Riechert and his partner Andre Schwartz, former partners at Banco Pactual SA who moved to UBS Pactual when the Swiss-controlled bank bought that company in 2006, created Plural as an asset-management and financial-advisory firm in 2009. Plural, which received a license to operate as a bank in August 2012, employed 315 people in 2013. As the Brazilian market shrank it later reduced the team to 215 and now has 260 employees, company officials said.
“We are reinventing ourselves,” said Riechert, adding that the firm has had a “small profit” in the past three years while revenue has been growing about 30 percent a year.
Restructuring work led Plural to the realization that there was a need for a new type of business in Brazil: distressed equity recovery.
“Many private equity investors and pension funds that injected capital into companies when the economy was booming are finding it very difficult to get out of their investments,” Riechert said.
Earlier this year Plural transferred three executives from the investment-banking business to a team that helps those investors divest. It’s led by Pedro Guimaraes, a former Grupo BTG Pactual partner who joined Riechert’s company in 2011. Plural has about 1.5 billion reais under management from firms in the oil-and-gas, electrical and real estate sectors, and is hiring three more employees for the business, Riechert said.
“We are helping pension funds liquidate their positions, recovering the most equity value possible,” he said.
The new Brazilian government is also focused on the problem of bankruptcies. The nation’s development bank, known as BNDES, announced a credit line of 5 billion reais that will support purchase of assets from companies in bankruptcy protection, BNDES President Maria Silvia Bastos Marques told reporters in Brasilia on Aug. 25.
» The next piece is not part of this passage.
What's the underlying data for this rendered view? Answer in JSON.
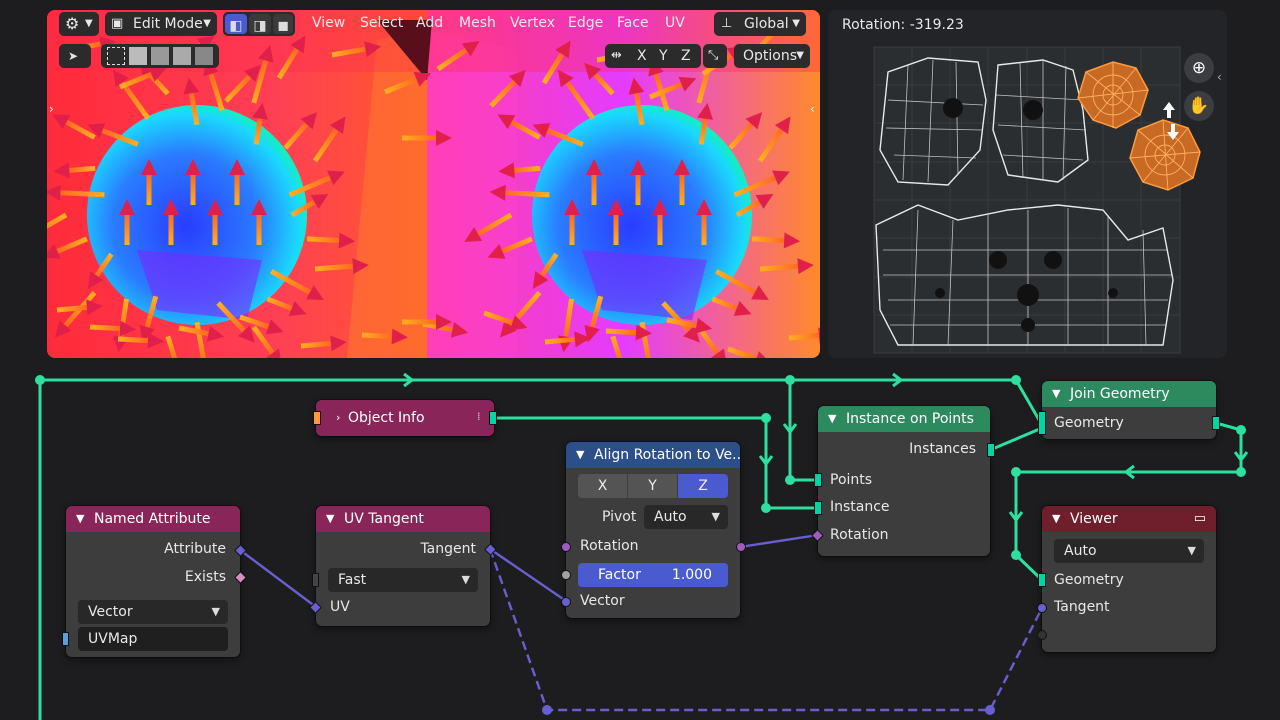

Plural is also hiring for the credit-recovery business, with about 5 billion reais in face value of distressed credit under management, and is betting on the return of the equity-issuance market, with plans to add two equity sales employees and two research analysts.
An additional one or two executives will come aboard for the corporate desk, which offers swaps and exchange-rate transactions to clients, Riechert said.
“The business is growing, we already have more than 1,000 clients, with the fees from those transactions representing about 10 percent of our revenue,” he said.
Plural, which has about 50 partners, also has a reinsurance company called Terra Brasis Re SA, with 35 employees. Also part of the group is Geracao Futuro Corretora de Valores SA, Plural’s retail-distribution arm, with about 210 employees and 200,000 clients. Plural is one of the owners of Triar Wealth Management, a private-banking firm with offices in New York and Miami. In total the group has about 45 billion reais in assets under management. The firm acts as fiduciary administrator for 10 billion reais.
“About 85 percent of our revenue comes from fees -- we are a client-based firm,” Riechert said.